Drilling activity increased slightly in the Permian Basin this week while the overall U.S. rig count remained steady.
The number of rigs drilling for crude oil or natural gas grew by two rigs this week, one for oil and one for gas, according to data collected by Houston energy services firm Baker Hughes, a GE company.
Texas added three rigs for the week, all in the prolific Permian basin near Midland. The count in the Eagle Ford remained flat.
Colorado and Louisiana added a combined three rigs, while Oklahoma, North Dakota and Wyoming lost a collective five.
The overall uptick occurred even as oil prices fluctuated on news that the Organization of the Petroleum Exporting Countries would consider raising output after capping it for more than a year.
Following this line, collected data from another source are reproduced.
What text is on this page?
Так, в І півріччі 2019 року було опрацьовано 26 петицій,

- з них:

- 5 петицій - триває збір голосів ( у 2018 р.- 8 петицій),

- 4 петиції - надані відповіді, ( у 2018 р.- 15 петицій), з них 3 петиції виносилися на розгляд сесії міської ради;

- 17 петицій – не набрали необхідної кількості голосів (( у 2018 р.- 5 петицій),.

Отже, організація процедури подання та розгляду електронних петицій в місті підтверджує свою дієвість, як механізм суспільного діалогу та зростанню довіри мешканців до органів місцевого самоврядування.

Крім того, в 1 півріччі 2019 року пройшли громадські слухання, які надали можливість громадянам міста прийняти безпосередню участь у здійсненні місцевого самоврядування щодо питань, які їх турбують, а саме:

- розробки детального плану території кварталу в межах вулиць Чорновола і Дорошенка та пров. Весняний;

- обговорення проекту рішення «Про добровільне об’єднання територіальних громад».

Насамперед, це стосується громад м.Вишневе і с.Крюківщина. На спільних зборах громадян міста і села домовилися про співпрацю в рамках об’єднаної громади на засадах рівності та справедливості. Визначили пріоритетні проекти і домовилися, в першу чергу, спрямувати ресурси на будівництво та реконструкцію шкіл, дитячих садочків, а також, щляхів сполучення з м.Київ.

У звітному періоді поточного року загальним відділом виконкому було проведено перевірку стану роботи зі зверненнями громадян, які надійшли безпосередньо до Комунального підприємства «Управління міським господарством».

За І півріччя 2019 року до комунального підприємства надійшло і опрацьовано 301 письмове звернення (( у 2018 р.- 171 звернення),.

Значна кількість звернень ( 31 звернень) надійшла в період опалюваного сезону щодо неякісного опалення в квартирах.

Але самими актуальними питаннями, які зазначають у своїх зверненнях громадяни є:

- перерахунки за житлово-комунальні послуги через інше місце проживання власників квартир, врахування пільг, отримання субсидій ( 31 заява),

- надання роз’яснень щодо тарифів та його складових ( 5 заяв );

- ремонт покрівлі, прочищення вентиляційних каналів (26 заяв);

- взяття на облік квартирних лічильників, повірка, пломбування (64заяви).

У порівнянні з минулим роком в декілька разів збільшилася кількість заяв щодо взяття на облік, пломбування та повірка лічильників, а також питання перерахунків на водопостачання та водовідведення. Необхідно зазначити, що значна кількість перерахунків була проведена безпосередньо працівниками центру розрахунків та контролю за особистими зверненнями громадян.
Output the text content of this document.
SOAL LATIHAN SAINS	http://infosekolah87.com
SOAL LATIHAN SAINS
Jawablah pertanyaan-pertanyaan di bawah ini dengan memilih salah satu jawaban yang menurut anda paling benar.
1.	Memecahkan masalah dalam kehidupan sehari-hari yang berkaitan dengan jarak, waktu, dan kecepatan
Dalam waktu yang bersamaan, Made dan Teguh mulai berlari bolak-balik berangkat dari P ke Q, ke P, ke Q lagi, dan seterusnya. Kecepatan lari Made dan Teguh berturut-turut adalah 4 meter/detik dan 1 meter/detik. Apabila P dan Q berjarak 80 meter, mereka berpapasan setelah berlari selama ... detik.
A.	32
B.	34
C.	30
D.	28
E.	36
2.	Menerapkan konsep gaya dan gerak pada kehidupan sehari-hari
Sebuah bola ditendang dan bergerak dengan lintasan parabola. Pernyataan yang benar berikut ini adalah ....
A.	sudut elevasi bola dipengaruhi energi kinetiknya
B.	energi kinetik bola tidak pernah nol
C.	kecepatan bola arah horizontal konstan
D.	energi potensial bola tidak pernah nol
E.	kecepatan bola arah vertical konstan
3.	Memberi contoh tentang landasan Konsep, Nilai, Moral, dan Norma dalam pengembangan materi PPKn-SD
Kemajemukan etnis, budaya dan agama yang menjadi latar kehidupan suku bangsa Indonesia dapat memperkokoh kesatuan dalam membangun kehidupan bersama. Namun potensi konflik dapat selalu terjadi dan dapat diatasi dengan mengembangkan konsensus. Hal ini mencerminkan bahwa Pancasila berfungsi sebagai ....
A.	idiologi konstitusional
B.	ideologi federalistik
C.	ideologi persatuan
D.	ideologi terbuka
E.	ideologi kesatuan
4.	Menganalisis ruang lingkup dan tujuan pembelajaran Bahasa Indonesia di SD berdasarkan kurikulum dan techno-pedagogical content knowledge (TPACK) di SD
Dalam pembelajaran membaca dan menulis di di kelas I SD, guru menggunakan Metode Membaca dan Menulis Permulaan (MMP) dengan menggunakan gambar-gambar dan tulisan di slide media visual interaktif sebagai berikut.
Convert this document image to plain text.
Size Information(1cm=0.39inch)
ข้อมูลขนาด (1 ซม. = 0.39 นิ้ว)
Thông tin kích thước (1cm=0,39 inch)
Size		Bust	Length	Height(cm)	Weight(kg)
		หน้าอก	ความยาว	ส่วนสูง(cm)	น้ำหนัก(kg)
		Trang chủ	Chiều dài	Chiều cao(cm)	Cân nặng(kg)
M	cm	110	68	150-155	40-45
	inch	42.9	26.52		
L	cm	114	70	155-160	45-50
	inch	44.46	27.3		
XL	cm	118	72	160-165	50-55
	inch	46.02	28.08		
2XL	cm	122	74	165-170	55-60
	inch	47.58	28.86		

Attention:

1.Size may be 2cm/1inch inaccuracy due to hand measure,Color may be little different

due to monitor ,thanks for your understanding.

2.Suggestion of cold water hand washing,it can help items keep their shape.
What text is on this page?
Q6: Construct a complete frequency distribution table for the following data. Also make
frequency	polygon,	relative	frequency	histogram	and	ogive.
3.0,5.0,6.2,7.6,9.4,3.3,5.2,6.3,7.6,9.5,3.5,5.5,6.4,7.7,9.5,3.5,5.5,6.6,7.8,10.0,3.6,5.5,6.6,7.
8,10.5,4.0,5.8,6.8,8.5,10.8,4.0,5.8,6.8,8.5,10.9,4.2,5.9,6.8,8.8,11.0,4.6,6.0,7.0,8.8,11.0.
The U.S. oil benchmark hovered at $65 a barrel Friday, while the European and North Sea benchmark traded at about $76 a barrel.
There are now 862 rigs drilling for oil in the U.S. with more than half of them – 477 – located in the Permian. There are 198 gas rigs and two miscellaneous rigs, bringing the total rig count of 1,062, the highest count since March 2015.
After the Permian, South Texas’ Eagle Ford shale is the nation’s most active basin with 80 rigs. The Cana-Woodford shale basin in Oklahoma followers with with 73 rigs.
Texas accounts for 538 rigs overall, just under half of the nation’s total. Oklahoma has the second-highest count with 140 rigs. New Mexico comes in third with 90 rigs.